Tuesday, October 10, 2006

Still 43,260 words

Well, I've spent much of the day playing around with the settings (I can't get the html code for the Google Search box to work), trying to find a photo under 50kB for my profile (I haven't got any), and worrying about not having done any actual work. Yes, I've cooked dinner, tidied away the toys, paid the bills and taken care of the kids all day but I still feel crap if that word count isn't creeping towards the finish line. I expect the finish line to be somewhere between 80,000 and 90,000 words. It seemed monstrous when I started but I'm gradually picking up speed.

Regarding agents and publishers, everyone keeps asking me why I haven't sent it off to anyone yet; citing examples of authors like Monica Ali, who got an advance after completing only five chapters. Well I did send it out, a long time ago. I ploughed through the Writers' and Artists' Yearbook and the Writers' Handbook for places that sounded like they might be interested; they weren't. I only managed to send off five sets of my first couple of chapters in the end; so stringent were the submissions criteria. In fact 99% of publishers listed wouldn't even countenance an unagented submission. So, I flicked through to the sections marked 'agents'. No joy here either. The opening paragraph read something to the effect: So you've finished your magnum opus and are seeking representation... It doesn't seem like they want to hear about partially finished manuscripts. I don't blame them, I mean they're trying to make a living and it's no matter to them whether they get a book this year or next, but obviously it makes a big difference to me; to my plans.

Basically, my husband would like me to go back to work. I won't. I certainly won't go back to what I was doing previously (local government energy efficiency/climate change advisor) and the only other thing I can really see myself doing is the job I had before university (Leeds): I was a library assistant. I loved being a library assistant; I loved every part of it, from the hours spent shelving to the tramps weeing in the corner. I used to carry a little notebook in my back pocket, in which I scribbled down the titles of all the books that I would one day read. Needless to say, the list grew much faster than I could cross them off.
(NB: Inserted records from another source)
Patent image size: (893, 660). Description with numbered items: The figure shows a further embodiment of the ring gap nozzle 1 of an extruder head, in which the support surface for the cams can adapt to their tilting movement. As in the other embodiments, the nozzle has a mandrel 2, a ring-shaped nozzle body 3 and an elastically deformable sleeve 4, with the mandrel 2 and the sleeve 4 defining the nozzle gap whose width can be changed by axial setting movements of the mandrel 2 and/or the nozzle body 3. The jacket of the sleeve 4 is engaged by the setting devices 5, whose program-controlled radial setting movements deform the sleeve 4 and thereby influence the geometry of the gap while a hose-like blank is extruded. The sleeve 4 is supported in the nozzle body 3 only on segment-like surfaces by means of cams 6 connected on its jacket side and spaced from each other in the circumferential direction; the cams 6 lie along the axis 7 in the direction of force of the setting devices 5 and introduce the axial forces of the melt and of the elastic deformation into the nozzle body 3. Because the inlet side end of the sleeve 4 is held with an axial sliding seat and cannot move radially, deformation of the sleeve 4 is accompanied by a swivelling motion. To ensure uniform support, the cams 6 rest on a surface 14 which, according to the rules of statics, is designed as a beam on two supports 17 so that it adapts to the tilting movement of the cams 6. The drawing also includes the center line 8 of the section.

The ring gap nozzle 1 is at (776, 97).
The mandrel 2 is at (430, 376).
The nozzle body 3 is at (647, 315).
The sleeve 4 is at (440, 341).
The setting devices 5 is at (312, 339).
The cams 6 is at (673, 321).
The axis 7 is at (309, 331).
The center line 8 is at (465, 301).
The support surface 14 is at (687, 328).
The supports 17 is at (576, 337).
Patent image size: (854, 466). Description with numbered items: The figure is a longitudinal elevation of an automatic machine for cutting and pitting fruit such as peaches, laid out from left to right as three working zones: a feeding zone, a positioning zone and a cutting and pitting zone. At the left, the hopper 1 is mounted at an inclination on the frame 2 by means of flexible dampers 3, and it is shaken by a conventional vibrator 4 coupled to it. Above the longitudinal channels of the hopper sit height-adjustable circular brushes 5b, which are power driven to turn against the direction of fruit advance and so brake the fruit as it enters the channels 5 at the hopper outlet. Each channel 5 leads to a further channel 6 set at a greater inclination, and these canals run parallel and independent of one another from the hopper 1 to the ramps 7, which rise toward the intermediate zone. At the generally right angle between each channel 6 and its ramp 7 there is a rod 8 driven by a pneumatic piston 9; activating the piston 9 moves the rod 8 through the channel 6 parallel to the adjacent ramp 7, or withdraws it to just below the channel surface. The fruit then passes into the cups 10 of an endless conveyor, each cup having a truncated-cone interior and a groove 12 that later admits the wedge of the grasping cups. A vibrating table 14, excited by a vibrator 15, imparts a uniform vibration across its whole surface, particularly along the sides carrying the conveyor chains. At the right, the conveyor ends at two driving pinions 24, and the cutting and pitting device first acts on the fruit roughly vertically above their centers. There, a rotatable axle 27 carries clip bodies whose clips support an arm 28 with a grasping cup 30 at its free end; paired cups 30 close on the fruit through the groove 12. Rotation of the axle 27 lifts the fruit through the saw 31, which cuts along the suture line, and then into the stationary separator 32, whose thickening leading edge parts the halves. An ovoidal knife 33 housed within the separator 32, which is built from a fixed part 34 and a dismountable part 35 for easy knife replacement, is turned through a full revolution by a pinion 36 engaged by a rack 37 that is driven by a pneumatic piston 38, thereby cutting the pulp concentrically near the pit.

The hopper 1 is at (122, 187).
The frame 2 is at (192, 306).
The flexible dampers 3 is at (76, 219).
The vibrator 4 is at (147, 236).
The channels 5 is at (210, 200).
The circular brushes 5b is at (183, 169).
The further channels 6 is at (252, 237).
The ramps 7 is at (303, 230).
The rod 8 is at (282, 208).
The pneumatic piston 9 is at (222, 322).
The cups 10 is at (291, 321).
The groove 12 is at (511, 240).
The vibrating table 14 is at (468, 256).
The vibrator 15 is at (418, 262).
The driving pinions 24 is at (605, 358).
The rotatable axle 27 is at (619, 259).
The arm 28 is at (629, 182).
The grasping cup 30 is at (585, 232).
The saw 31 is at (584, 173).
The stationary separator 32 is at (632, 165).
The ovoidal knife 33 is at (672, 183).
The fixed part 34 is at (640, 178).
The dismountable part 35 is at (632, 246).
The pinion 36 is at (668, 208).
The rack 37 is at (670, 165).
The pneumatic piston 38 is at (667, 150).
I wish I still had it: goodness knows where it went. I wouldn't have knowingly thrown it away - perhaps it went through the wash. Anyway, pity the pay's so poor. Still, I'll do it, just not yet. I'm really enjoying doing what I'm doing and, at the risk of jinxing the whole thing irretrievably, I think my book's quite good. It's not going to win the Booker, but I think it's readable. I hope it is.

Speak soon,
Love A

43,260 Words

I'm writing a book. It may turn out not to be a very good book, but I'm writing it anyway.

It all started when I was pregnant with my second child... no, actually it started when I was about eleven and I tried to write a romantic novel about a pretty young brunette named Poppy. I had just read Menfreya and I'm afraid to say it had affected me deeply. Anyway, this novel is crime fiction, but I'm hoping it's more literary than most - it's a sort of cross-over thing I'm after; not strictly genre, as they say in the Guardian Review.

I'd be doing a lot better if the baby would stop growing up and go back to those two- and three-hour naps I used to love! (I'm going to try and stop using so many exclamation marks; I do think they look tacky.) I'd also be doing better if I didn't have to spend five minutes every day waiting for fifty or so pornographic spam emails to load onto my computer, and then another five deleting them all off. I've tried unsubscribing (ironic, since I never subscribed in the first place) but to no avail. I need to investigate the spam settings on my email programme more thoroughly I think - another afternoon lost, with no advance on the word count.